I love music, who doesn't ?
I prefer music that says something worth keeping in heart,
and this is possible for any combination of armony, melody, lyrics
and rhythm.
Playing
In 2005 I finally bought a piano, after dreaming about it since I had
to stop taking lessons cause I didn't have one (ages ago).
It's an electric one, a GEM with 88 weighted keys and dynamics.
Had tought about a real one, would have been fun to tune it, but
would have also been a pain to do it when forced to...
No complains: has a good quality sound, and costed less then
1k EUR, which is fine. Also, it has a MIDI interface; not that I really
plan to use it, but if it ever hits me, I can :)
So, I'm now trying to get serious about playing with it and music
in general. With the help of LilyPond I'm working on transcriptions
of music I like for me and my friends to study and play.
Online resources
-
Bob Keller's Jazz Page
This guy teaches computer
science at the Harvey Mudd college. As of 2008 one of his courses happens to be
Jazz Improvisation
and the Jazz Page seems to be there for that reason.
I love his website, neat and simple in layout, yet very informative. Should put a link to
it in the people's page :)
-
JazzStandards.com/
Contains lots of information about standard jazz tunes, including analisys, cd recomandations, book references.
-
Jazz88 on WBGO network
This is a radio station from Newark (NJ). Newark Public Radio is a
cultural affiliate of National Public Radio. It's a listener-supported
radio that I used to listen when in USA. 24 hours a day Jazz. No advertising!
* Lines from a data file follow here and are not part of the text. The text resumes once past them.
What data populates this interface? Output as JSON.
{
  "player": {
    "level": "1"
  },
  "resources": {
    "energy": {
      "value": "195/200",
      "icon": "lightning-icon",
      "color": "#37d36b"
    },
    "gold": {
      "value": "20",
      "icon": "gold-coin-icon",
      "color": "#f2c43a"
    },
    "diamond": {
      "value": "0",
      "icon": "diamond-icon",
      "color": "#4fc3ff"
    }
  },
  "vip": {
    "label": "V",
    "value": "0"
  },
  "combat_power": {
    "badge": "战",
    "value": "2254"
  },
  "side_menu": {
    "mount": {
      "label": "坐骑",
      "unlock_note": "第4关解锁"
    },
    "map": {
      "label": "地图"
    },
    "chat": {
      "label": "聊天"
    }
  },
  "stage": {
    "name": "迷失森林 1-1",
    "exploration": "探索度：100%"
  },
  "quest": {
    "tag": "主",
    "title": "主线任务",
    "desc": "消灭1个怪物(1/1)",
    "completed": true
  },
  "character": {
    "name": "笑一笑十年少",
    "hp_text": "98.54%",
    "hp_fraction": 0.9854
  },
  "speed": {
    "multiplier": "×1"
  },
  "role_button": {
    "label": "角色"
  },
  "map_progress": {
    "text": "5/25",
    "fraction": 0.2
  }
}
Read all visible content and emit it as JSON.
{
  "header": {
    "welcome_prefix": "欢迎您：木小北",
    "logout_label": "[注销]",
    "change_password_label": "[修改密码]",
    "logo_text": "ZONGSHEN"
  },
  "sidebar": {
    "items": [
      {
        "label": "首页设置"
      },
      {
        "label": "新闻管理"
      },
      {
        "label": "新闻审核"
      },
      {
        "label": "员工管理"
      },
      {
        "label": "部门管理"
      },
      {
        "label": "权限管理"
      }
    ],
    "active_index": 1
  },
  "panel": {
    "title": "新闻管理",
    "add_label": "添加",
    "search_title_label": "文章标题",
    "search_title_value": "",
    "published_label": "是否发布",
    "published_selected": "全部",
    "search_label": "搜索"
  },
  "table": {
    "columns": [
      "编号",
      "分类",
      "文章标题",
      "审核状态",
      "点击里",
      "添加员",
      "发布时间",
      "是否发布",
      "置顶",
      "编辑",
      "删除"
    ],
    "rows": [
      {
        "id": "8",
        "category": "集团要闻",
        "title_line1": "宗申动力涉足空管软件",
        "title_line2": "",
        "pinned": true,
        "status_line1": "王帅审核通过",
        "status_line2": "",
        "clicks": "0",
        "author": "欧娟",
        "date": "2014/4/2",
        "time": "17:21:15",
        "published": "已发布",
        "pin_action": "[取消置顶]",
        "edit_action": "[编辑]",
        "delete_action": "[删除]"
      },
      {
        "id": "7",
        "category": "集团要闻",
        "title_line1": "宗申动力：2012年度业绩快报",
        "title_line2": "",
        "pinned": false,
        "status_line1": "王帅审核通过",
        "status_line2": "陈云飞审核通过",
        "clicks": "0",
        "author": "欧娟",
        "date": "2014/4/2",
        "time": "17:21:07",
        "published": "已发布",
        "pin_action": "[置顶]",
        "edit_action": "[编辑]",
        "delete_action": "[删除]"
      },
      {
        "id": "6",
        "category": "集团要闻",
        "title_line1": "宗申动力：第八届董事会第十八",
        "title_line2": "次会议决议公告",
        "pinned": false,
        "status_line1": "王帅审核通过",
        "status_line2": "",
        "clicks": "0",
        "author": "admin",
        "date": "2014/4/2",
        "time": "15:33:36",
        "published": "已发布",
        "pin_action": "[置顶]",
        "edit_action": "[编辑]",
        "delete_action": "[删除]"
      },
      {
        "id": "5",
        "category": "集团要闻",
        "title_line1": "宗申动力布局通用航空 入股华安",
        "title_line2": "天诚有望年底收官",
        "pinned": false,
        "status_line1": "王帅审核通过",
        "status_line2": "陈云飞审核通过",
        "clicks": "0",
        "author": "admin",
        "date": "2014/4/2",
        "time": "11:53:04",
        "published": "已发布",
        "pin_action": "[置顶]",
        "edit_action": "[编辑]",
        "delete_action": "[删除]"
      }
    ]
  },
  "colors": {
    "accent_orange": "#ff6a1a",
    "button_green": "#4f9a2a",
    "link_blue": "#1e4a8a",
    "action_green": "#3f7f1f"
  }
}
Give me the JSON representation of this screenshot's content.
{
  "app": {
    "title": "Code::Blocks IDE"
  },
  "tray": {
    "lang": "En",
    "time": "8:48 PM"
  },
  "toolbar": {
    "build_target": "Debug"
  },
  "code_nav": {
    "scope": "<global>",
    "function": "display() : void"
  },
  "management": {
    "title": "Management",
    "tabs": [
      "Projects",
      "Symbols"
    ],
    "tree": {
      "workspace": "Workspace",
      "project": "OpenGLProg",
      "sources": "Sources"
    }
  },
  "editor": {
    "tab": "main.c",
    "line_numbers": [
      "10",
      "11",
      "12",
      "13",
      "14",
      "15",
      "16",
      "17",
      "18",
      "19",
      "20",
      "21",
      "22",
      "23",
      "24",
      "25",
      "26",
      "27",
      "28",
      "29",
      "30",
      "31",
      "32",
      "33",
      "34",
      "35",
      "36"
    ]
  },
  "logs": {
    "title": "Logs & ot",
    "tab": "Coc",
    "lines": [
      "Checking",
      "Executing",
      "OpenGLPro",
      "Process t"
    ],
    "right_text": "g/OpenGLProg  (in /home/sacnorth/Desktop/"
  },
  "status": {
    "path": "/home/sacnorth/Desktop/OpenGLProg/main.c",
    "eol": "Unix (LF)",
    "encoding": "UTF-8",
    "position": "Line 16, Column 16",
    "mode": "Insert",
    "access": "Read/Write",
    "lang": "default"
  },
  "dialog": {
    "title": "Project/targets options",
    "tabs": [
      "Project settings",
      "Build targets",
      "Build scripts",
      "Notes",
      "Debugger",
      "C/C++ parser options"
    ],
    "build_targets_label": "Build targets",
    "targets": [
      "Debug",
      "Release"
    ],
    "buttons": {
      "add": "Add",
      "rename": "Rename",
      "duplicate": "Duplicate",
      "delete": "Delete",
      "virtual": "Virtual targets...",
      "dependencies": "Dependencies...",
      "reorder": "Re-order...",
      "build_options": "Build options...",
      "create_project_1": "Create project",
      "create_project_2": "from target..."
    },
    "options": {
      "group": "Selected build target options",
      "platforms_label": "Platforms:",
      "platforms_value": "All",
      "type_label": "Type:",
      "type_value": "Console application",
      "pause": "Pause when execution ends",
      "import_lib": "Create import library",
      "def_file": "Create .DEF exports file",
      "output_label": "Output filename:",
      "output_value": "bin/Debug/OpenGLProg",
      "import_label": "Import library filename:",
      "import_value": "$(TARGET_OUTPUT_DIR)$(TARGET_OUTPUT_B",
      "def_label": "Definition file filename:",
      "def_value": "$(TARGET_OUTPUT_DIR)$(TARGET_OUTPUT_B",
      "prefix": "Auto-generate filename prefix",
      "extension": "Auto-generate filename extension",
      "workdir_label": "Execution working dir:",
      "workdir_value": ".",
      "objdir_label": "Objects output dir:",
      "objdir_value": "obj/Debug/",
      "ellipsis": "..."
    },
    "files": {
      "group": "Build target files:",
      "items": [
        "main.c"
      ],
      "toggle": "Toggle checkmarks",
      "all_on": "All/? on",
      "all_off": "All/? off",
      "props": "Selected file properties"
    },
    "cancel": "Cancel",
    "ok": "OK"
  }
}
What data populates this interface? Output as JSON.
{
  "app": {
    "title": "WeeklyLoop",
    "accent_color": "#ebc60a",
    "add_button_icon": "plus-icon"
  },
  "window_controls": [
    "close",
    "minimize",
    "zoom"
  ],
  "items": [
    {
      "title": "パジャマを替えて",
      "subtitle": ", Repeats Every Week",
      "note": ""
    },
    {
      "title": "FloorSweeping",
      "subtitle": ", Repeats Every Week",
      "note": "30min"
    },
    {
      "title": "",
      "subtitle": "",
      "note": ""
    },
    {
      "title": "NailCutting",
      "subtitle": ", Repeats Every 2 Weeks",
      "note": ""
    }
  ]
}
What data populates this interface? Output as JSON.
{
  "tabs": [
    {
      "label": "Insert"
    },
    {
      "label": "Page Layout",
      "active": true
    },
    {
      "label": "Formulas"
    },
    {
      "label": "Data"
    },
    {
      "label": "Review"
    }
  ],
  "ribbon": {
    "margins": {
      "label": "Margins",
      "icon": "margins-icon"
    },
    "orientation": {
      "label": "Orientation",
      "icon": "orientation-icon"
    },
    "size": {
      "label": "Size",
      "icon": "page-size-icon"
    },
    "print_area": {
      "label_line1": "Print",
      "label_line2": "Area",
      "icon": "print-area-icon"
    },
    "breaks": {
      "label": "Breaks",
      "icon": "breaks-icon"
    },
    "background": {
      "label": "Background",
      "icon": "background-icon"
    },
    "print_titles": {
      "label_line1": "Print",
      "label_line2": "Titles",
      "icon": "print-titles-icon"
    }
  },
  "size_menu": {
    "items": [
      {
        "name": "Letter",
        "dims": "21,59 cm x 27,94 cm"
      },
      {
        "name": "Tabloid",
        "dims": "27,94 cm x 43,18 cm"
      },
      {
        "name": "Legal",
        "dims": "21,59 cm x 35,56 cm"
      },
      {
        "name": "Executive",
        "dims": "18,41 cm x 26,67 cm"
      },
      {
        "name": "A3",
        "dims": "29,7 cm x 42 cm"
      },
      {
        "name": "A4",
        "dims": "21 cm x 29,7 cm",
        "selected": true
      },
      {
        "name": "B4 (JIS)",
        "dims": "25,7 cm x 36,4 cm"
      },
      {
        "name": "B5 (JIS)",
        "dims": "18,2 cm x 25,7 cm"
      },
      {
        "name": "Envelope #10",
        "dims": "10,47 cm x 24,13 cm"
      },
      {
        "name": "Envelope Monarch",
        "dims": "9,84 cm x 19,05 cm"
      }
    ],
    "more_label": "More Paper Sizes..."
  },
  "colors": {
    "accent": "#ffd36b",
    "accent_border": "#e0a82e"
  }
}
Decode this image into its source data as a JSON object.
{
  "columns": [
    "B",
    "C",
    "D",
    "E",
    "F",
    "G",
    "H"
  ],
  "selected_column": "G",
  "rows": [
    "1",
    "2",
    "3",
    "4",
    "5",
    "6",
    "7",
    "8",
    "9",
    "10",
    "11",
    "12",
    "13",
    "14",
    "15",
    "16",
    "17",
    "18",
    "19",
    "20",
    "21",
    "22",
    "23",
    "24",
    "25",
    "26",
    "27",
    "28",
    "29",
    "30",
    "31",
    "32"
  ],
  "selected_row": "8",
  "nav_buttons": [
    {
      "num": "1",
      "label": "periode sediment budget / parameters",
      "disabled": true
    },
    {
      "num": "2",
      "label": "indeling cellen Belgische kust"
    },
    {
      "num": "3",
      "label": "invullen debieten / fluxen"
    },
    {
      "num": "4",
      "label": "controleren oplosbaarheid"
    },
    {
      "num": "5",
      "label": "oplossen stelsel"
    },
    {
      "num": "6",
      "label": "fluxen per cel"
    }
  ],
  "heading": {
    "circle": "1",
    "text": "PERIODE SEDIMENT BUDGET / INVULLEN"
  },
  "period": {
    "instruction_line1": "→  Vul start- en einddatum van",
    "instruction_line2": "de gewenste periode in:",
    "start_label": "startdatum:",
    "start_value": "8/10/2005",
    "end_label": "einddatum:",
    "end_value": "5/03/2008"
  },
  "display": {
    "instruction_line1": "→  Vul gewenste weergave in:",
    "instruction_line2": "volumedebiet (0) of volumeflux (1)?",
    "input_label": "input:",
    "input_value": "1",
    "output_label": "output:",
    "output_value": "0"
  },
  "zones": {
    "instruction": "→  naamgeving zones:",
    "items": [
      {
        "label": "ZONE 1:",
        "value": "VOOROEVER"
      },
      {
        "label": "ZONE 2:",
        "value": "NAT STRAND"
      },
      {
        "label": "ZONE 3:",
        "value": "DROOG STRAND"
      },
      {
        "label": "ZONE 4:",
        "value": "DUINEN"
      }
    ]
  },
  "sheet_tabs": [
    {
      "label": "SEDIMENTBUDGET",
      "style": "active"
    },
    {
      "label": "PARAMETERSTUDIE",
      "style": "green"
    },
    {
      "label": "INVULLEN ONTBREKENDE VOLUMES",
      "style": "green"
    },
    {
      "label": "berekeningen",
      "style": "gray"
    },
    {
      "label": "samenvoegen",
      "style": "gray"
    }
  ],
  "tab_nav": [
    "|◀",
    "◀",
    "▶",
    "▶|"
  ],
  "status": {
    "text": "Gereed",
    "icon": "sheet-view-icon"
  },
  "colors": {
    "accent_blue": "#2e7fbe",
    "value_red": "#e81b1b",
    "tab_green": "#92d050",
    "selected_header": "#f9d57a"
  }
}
I missed this one when I came back to Italy, but finally they have an online
stream so I started tuning on it again (thanks!).
-
Learn Jazz Piano
A citadel of jazz pianists, by Scott Ranney. This is a BBS-like service, with many
interesting resources for learning.
It has some targetted advertising, but it's targetted, so not very disturbing.
-
Lead sheets
A big collection of jazz, classical and brasilian
music sheets in PDF format. The link above is a directory listing, I find it far more usable then tipical web sites. If the link brokes or you prefer to browse a colorful page follow this link.
-
Mutopia Project
Mutopia is similar in spirit to Project Gutenberg, but consists of free
sheet music.
All music is available as Postscript (.ps) and PDF (.pdf) files, for both A4
and Letter paper sizes, as well as GNU Lilypond's own file format (.ly).
Audio previews of the music are available as MIDI (.mid) files; these are computer generated but give a rough idea of what the music sounds like.
-
chordie.com
Guitar tabs, guitar chords and lyrics (lots of stuff, often broken but
can be useful anyway).
-
LilyPond
- music notation for everyone
LilyPond reminds me about how good Free Software can be !
It produces high quality music sheets from source code (which means
comments, revision control, all keyboard based input).
Can also easily transpose pieces and supports metadata and all of that.